Low Blood Pressure Symptoms

Symptoms of Low Blood Pressure:

Symptoms of low blood pressure may include:

  • Blurry vision
  • Confusion
  • Dizziness
  • Fainting
  • Light-headedness
  • Sleepiness
  • Weakness.
  • When there is insufficient blood pressure to deliver blood to the coronary arteries (the arteries that supply blood to the heart’s muscle), a person may develop chest pain or even a heart attack.
  • When insufficient blood is delivered to the kidneys, the kidneys fail to eliminate wastes from the body, for example, urea (BUN) and creatinine, and increases in their levels in the blood occur.
  • Shock is a life-threatening condition where persistently low blood pressure causes organs such as kidney(s), liver, heart, lung, and brain to fail rapidly

Is low blood pressure good or bad for your health?

People who have lower blood pressures have a lower risk of stroke,heart and kidney disease.
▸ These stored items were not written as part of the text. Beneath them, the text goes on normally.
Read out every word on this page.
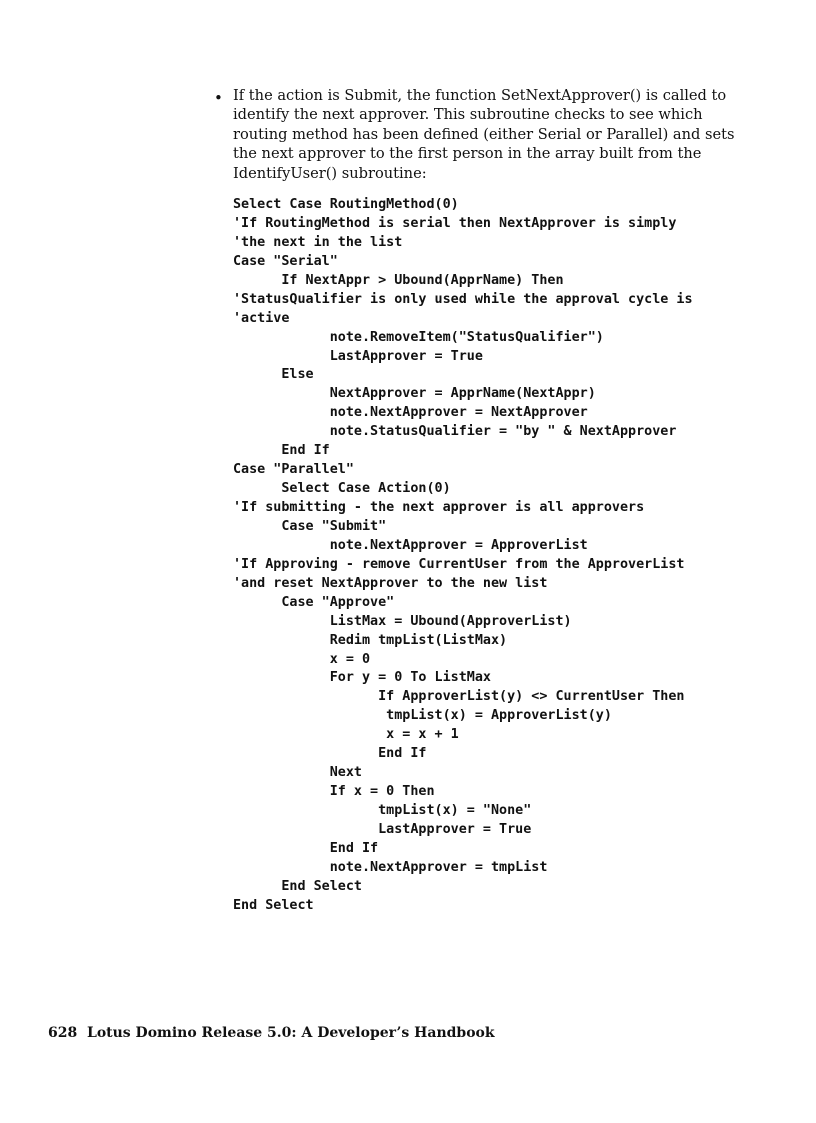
• If the action is Submit, the function SetNextApprover() is called to
identify the next approver. This subroutine checks to see which
routing method has been defined (either Serial or Parallel) and sets
the next approver to the first person in the array built from the
IdentifyUser() subroutine:
Select Case RoutingMethod(0)
'If RoutingMethod is serial then NextApprover is simply
'the next in the list
Case "Serial"
If NextAppr > Ubound(ApprName) Then
'StatusQualifier is only used while the approval cycle is
'active
note.RemoveItem("StatusQualifier")
LastApprover = True
Else
NextApprover = ApprName(NextAppr)
note.NextApprover = NextApprover
note.StatusQualifier = "by " & NextApprover
End If
Case "Parallel"
Select Case Action(0)
'If submitting - the next approver is all approvers
Case "Submit"
note.NextApprover = ApproverList
'If Approving - remove CurrentUser from the ApproverList
'and reset NextApprover to the new list
Case "Approve"
ListMax = Ubound(ApproverList)
Redim tmpList(ListMax)
x = 0
For y = 0 To ListMax
If ApproverList(y) <> CurrentUser Then
tmpList(x) = ApproverList(y)
x = x + 1
End If
Next
If x = 0 Then
tmpList(x) = "None"
LastApprover = True
End If
note.NextApprover = tmpList
End Select
End Select
628  Lotus Domino Release 5.0: A Developer’s Handbook
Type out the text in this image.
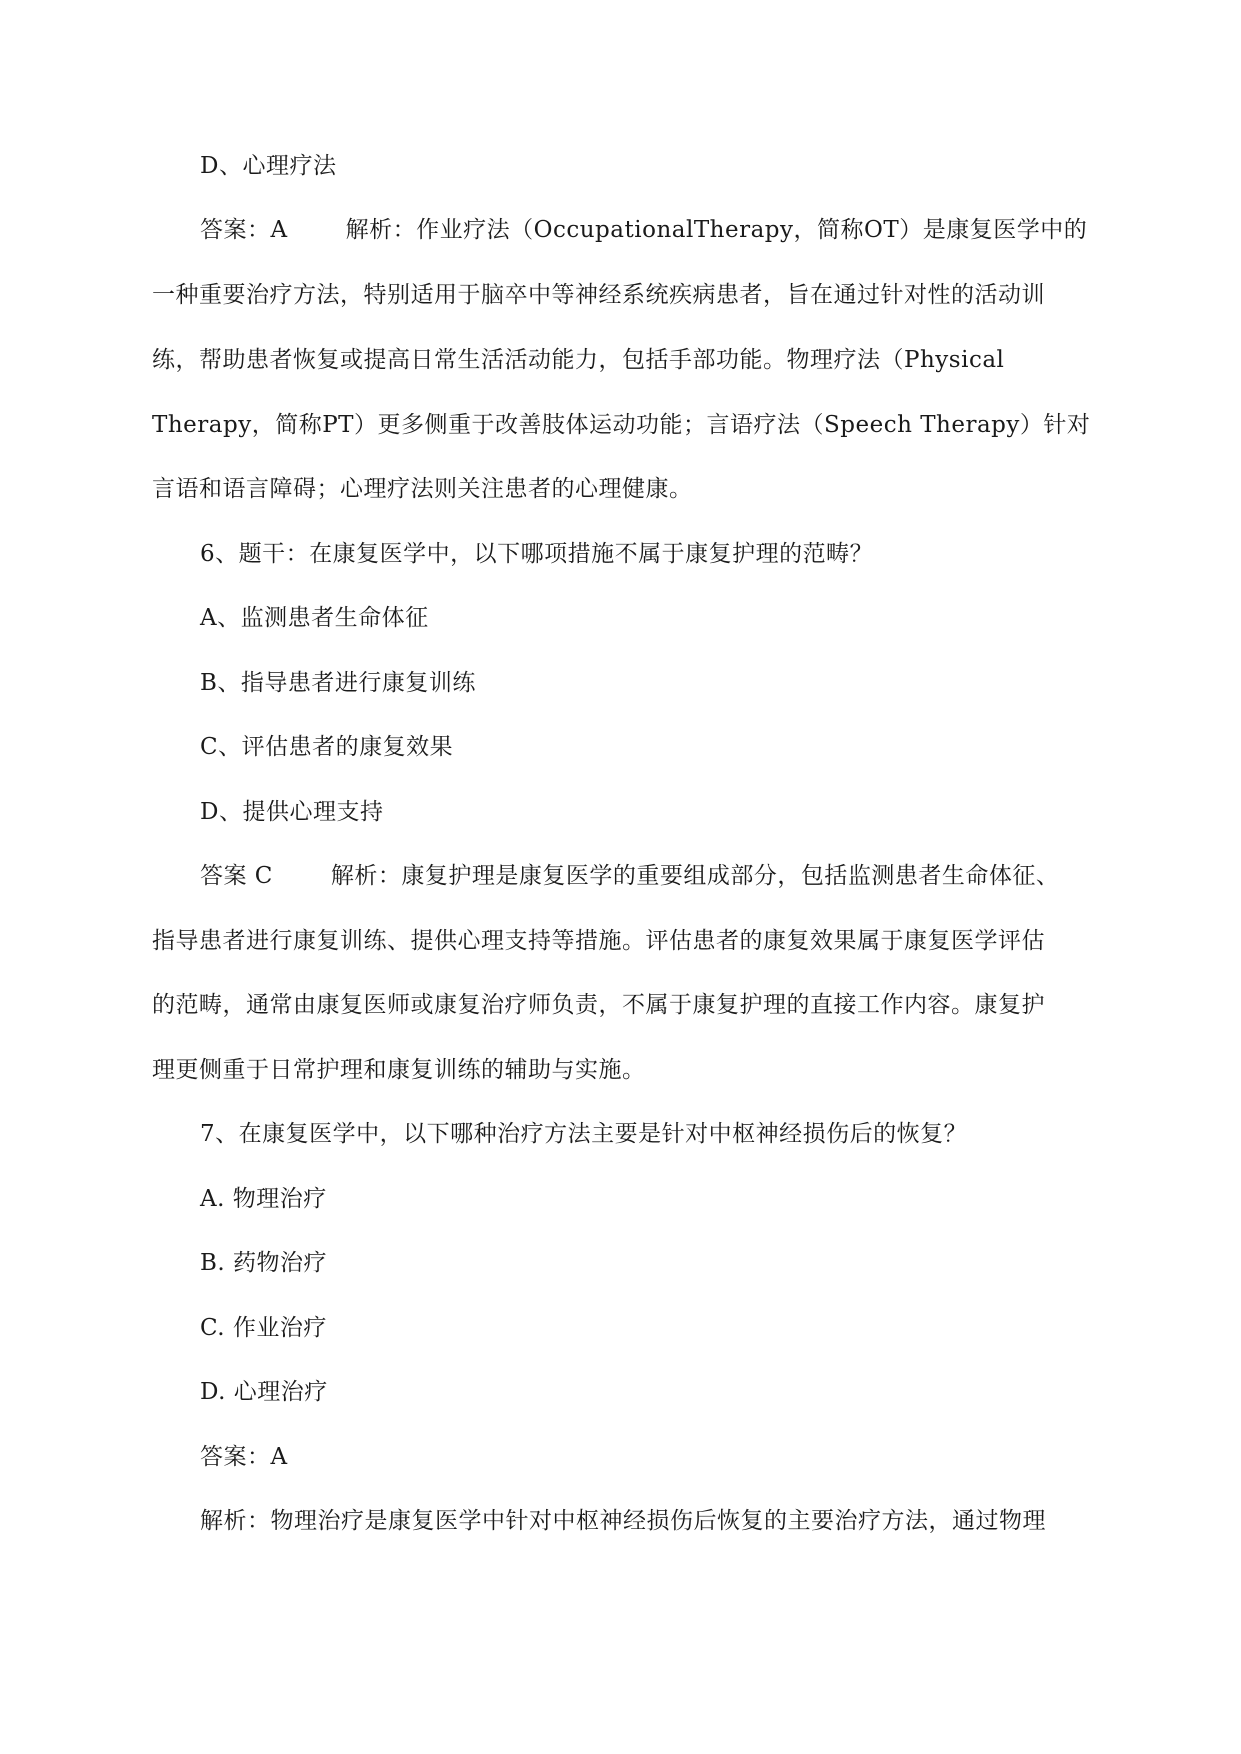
D、心理疗法
答案：A	解析：作业疗法（OccupationalTherapy，简称OT）是康复医学中的
一种重要治疗方法，特别适用于脑卒中等神经系统疾病患者，旨在通过针对性的活动训
练，帮助患者恢复或提高日常生活活动能力，包括手部功能。物理疗法（Physical
Therapy，简称PT）更多侧重于改善肢体运动功能；言语疗法（Speech Therapy）针对
言语和语言障碍；心理疗法则关注患者的心理健康。
6、题干：在康复医学中，以下哪项措施不属于康复护理的范畴？
A、监测患者生命体征
B、指导患者进行康复训练
C、评估患者的康复效果
D、提供心理支持
答案 C	解析：康复护理是康复医学的重要组成部分，包括监测患者生命体征、
指导患者进行康复训练、提供心理支持等措施。评估患者的康复效果属于康复医学评估
的范畴，通常由康复医师或康复治疗师负责，不属于康复护理的直接工作内容。康复护
理更侧重于日常护理和康复训练的辅助与实施。
7、在康复医学中，以下哪种治疗方法主要是针对中枢神经损伤后的恢复？
A. 物理治疗
B. 药物治疗
C. 作业治疗
D. 心理治疗
答案：A
解析：物理治疗是康复医学中针对中枢神经损伤后恢复的主要治疗方法，通过物理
Athletes, people who exercise regularly, people who maintain ideal body weight, and non-smokers tend to have lower blood pressures. Therefore, low blood pressure is advantageous as long as it is not low enough to cause symptoms and damage to the body organs.

Signs of Low Blood Pressure:

The doctor will examine you and try to determine the cause of low blood pressure. Your vital signs (temperature, pulse, rate of breathing, blood pressure) will be checked frequently. The common question which doctor will ask are:

  • What is your normal blood pressure?
  • Have you had any recent illness, accident, or injury?
  • What other symptoms do you have?
  • Have you been eating and drinking normally?
  • Did you faint or become less alert?
  • Do you feel dizzy or light-headed when standing or sitting after lying down?
  • What medications do you take?

Tests for Low Blood Pressure:

  • Complete blood count (CBC), including blood differential
  • ECG (to detect Pericarditis, abnormal heart beats, heart attck)
  • Urinalysis
  • Blood and urine cultures to check for infection
  • X-ray of the abdomen and chest.
  • Blood electrolyte measurements may show dehydration and mineral depletion, renal failure (kidney failure), or acidosis (excess acid in the blood).
  • Cortisol levels can be measured to diagnose Addison’s disease.
  • Ultrasound examinations of the leg veins and CT scans of the chest can detect deep vein thrombosis and pulmonary embolism.
  • Holter monitor recordings are used to diagnose intermittent episodes of abnormal heart rhythms. . A Holter monitor is a continuous recording of the heart’s rhythm for 24 hours that often is used to chart intermittent episodes of bradycardia or tachycardia.ECG may miss if abnormal rhythms occur intermittently
  • Patient-activated event recorder. If the episodes of bradycardia or tachycardia are occasional, a 24-hour Holter recording may not capture these sporadic episodes. So  a patient can wear a patient-activated event recorder for up to four weeks. The patient presses a button to start the recording when he or she senses the onset of an abnormal heart rhythm or symptoms possibly caused by low blood pressure. The doctor then analyzes the recordings at a later date to recognize the abnormal heart beats.
  • Echocardiograms are examinations of the structures of the heart using ultrasound. Echocardiograms can detect pericardial fluid, the extent of heart muscle damage from heart attacks, diseases of the heart valves.
  • Tilt-Table tests are used to evaluate patients having postural hypotension or syncope due to abnormal function of the autonomic nerves. During a tilt-table test, the patient lies on an examining table with an intravenous infusion administered while the heart rate and blood pressure are monitored. The table then is tilted upright for 15 minutes to 45 minutes. Heart rate and blood pressure are monitored every few minutes whether he develops postural hypotension or not.